While Hunter was really fun and nice to date when we were physically together, I realized our communication styles weren’t going to work for me. I’m not a needy woman, but I prefer a text or some kind of communication at least once a day. I had told him that it was a little worrying not to hear from him for two to four days in a row while he was in the wild. His spontaneity was attractive, but impractical for me. Definitely inconvenient when I have to coordinate babysitters and schedules around my kids. What do I remember from my time with Hunter? I need someone who has similar communication frequency expectations and who lives the majority of their life at low altitude. Doesn’t seem like a tall order now, does it? I let the mountain man go.

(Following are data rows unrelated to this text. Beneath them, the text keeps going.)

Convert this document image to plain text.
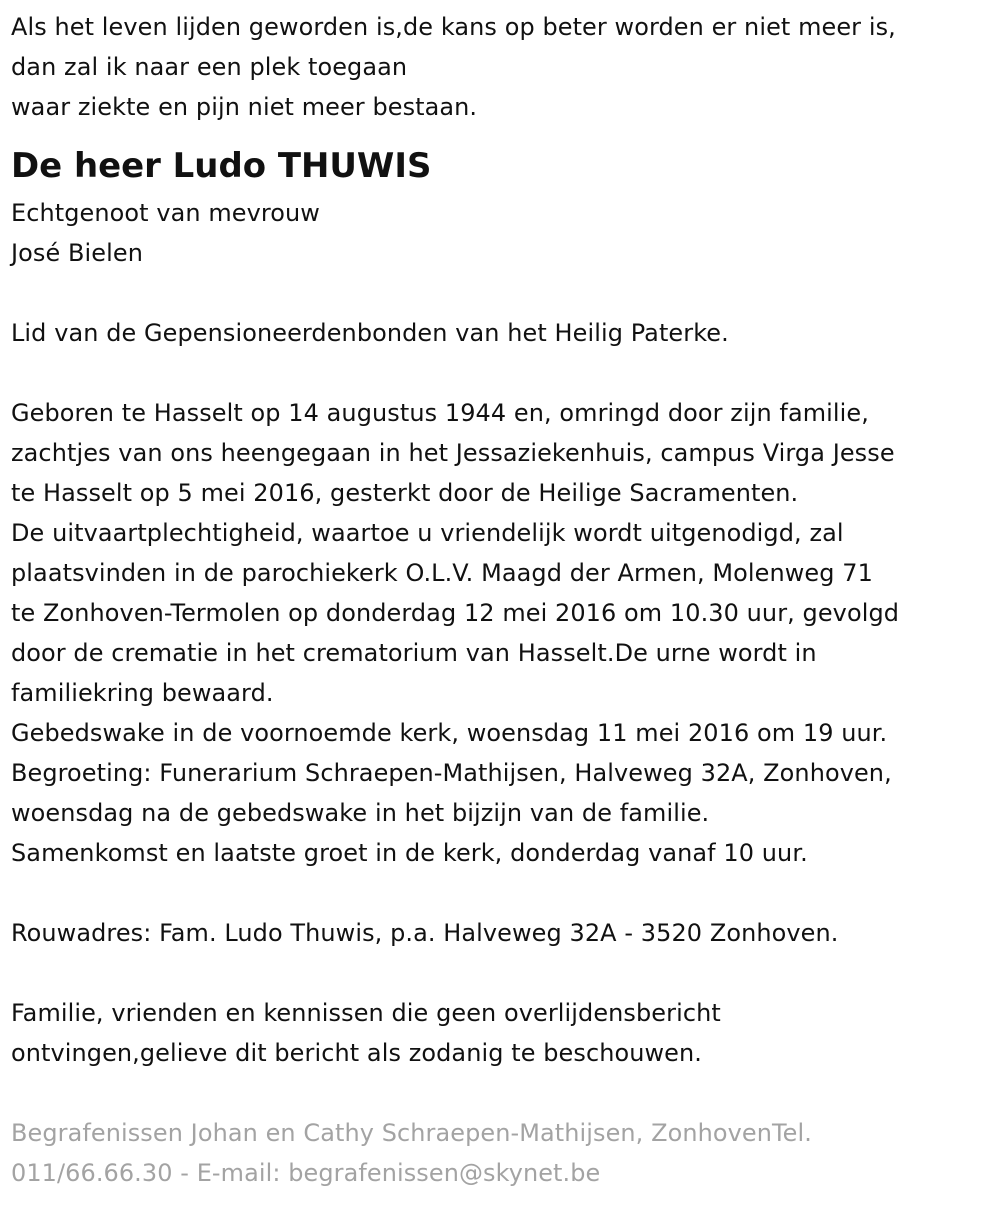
Als het leven lijden geworden is,de kans op beter worden er niet meer is,
dan zal ik naar een plek toegaan
waar ziekte en pijn niet meer bestaan.
De heer Ludo THUWIS
Echtgenoot van mevrouw
José Bielen
Lid van de Gepensioneerdenbonden van het Heilig Paterke.
Geboren te Hasselt op 14 augustus 1944 en, omringd door zijn familie,
zachtjes van ons heengegaan in het Jessaziekenhuis, campus Virga Jesse
te Hasselt op 5 mei 2016, gesterkt door de Heilige Sacramenten.
De uitvaartplechtigheid, waartoe u vriendelijk wordt uitgenodigd, zal
plaatsvinden in de parochiekerk O.L.V. Maagd der Armen, Molenweg 71
te Zonhoven-Termolen op donderdag 12 mei 2016 om 10.30 uur, gevolgd
door de crematie in het crematorium van Hasselt.De urne wordt in
familiekring bewaard.
Gebedswake in de voornoemde kerk, woensdag 11 mei 2016 om 19 uur.
Begroeting: Funerarium Schraepen-Mathijsen, Halveweg 32A, Zonhoven,
woensdag na de gebedswake in het bijzijn van de familie.
Samenkomst en laatste groet in de kerk, donderdag vanaf 10 uur.
Rouwadres: Fam. Ludo Thuwis, p.a. Halveweg 32A - 3520 Zonhoven.
Familie, vrienden en kennissen die geen overlijdensbericht
ontvingen,gelieve dit bericht als zodanig te beschouwen.
Begrafenissen Johan en Cathy Schraepen-Mathijsen, ZonhovenTel.
011/66.66.30 - E-mail: begrafenissen@skynet.be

Enter several more Hinge alerts, a few more photos of genitals, and a message from a very intriguing gentleman named Jared. A decade older, a world traveler, smart, big smile, dreamy eyes, well-rounded energy in his photos and, get it, father of a 7-year-old son who is neurodivergent! Promising.

Jared had commented on the only photo I had in my dating profile with one of my kids. Immediate points for Jared. He made a clever little remark about how my 2 year old son was an adorable photo-bomber and continued to keep my attention by asking me questions about things that are integral to who I am all sprinkled with the amount perfect for flirting. The points kept piling up. For two weeks we exchanged five to eight paragraph messages living my Meg Ryan and Tom Hanks You’ve got mail fancy. Some want fancy dinners and eager flirting. Me? Give me all the bouquets of sharpened pencils and immediately show me the depths of your soul, thank you very much.

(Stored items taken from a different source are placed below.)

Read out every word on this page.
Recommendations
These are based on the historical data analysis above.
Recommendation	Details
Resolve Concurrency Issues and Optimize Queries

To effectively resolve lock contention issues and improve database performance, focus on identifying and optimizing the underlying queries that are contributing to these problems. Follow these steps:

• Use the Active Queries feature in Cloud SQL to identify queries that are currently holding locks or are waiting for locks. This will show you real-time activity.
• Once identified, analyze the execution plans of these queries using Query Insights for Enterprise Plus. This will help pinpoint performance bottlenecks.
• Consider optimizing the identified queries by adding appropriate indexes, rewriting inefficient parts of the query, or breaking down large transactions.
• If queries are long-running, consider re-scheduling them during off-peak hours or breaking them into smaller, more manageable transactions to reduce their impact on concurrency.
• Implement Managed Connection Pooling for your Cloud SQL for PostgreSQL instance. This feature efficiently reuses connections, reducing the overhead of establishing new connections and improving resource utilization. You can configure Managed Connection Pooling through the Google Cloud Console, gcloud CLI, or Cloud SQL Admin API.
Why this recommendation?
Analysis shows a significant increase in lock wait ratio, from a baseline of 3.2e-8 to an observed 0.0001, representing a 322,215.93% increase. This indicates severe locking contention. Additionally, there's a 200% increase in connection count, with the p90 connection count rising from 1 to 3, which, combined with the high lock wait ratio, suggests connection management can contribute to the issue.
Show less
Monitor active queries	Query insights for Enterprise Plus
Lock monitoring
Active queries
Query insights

And while it’s invigorating to get along so well on an interpersonal level, it was even more invigorating to hear him mention that he was looking forward to meeting my kids. Say it again, Jared! The sexiest verbal foreplay, and I’m sure every single mother’s ears. We dated for months and we continue to date. We hike in the mountains of Utah, dine at the greatest hot wing joints, attend theater and ballet productions, and snuggle up on the couch watching lost in space or, more recently, a vampire movie about Abe Lincoln (a real winner for sure). We work together and dream of cultivating a more inclusive and accommodating world for neurodivergent children and adults. We play with our children together, imagining what the mix of our little families would be like. We laugh at them and with them. We laugh at each other and at each other. And at the end of the day, we both go home. Jared to Jared. Meg to Meg. And so far, it’s been damn great. It’s damn healthy, and I don’t take it for granted.

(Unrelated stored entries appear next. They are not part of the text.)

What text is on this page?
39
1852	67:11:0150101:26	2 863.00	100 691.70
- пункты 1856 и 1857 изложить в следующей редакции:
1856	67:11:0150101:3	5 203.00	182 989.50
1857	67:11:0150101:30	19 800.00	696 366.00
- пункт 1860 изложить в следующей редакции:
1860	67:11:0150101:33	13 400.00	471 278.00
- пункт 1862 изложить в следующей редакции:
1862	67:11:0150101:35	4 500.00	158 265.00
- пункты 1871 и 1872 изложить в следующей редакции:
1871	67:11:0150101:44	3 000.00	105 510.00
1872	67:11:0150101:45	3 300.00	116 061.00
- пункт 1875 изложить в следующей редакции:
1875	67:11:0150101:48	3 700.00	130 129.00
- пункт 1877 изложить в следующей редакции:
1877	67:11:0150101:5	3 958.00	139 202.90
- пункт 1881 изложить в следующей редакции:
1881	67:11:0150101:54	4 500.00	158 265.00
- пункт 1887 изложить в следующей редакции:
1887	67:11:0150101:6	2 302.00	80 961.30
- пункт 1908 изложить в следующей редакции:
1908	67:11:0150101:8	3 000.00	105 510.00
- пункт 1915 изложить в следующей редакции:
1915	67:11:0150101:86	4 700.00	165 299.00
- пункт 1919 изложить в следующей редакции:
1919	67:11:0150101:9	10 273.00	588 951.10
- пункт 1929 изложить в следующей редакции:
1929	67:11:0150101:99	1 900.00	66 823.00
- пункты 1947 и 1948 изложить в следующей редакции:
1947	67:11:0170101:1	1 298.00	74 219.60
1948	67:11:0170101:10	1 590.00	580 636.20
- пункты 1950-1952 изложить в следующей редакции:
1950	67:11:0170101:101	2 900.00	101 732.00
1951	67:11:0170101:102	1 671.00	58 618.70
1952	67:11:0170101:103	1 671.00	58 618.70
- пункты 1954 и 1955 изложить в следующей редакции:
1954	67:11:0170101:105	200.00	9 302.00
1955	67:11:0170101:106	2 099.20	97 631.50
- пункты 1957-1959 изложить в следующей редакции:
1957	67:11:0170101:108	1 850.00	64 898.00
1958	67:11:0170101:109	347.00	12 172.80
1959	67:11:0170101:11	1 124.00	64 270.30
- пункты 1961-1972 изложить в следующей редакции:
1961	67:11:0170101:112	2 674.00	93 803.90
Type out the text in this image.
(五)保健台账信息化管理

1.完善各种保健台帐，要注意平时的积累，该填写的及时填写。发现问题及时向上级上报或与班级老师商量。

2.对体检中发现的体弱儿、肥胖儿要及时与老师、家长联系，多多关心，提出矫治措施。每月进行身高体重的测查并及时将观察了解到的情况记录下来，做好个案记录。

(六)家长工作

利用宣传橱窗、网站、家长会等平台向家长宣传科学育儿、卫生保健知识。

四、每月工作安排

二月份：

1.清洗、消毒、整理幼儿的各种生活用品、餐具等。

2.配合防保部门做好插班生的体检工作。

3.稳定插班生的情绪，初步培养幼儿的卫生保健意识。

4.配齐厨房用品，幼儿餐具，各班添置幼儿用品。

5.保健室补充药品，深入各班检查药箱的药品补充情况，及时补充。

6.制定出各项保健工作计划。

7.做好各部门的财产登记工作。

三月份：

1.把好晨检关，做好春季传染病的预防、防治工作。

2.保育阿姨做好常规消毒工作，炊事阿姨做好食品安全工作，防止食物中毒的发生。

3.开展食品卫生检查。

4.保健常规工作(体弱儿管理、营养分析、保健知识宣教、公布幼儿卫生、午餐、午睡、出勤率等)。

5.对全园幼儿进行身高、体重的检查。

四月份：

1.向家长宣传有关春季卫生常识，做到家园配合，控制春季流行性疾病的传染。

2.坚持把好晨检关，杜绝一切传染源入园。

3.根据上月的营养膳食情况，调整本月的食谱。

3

Meg Raby is a mom, My Brother Otto children’s author, and autistic living in Salt Lake City where you can find her playing and working with neurodivergent children as a speech pathologist and friend, or writing and planning big things in the second stand at his local cafe that overlooks the Wasatch Mountains while sipping his Americano. Meg believes that the essence of life is understanding, loving and welcoming others (i.e. caring about humans).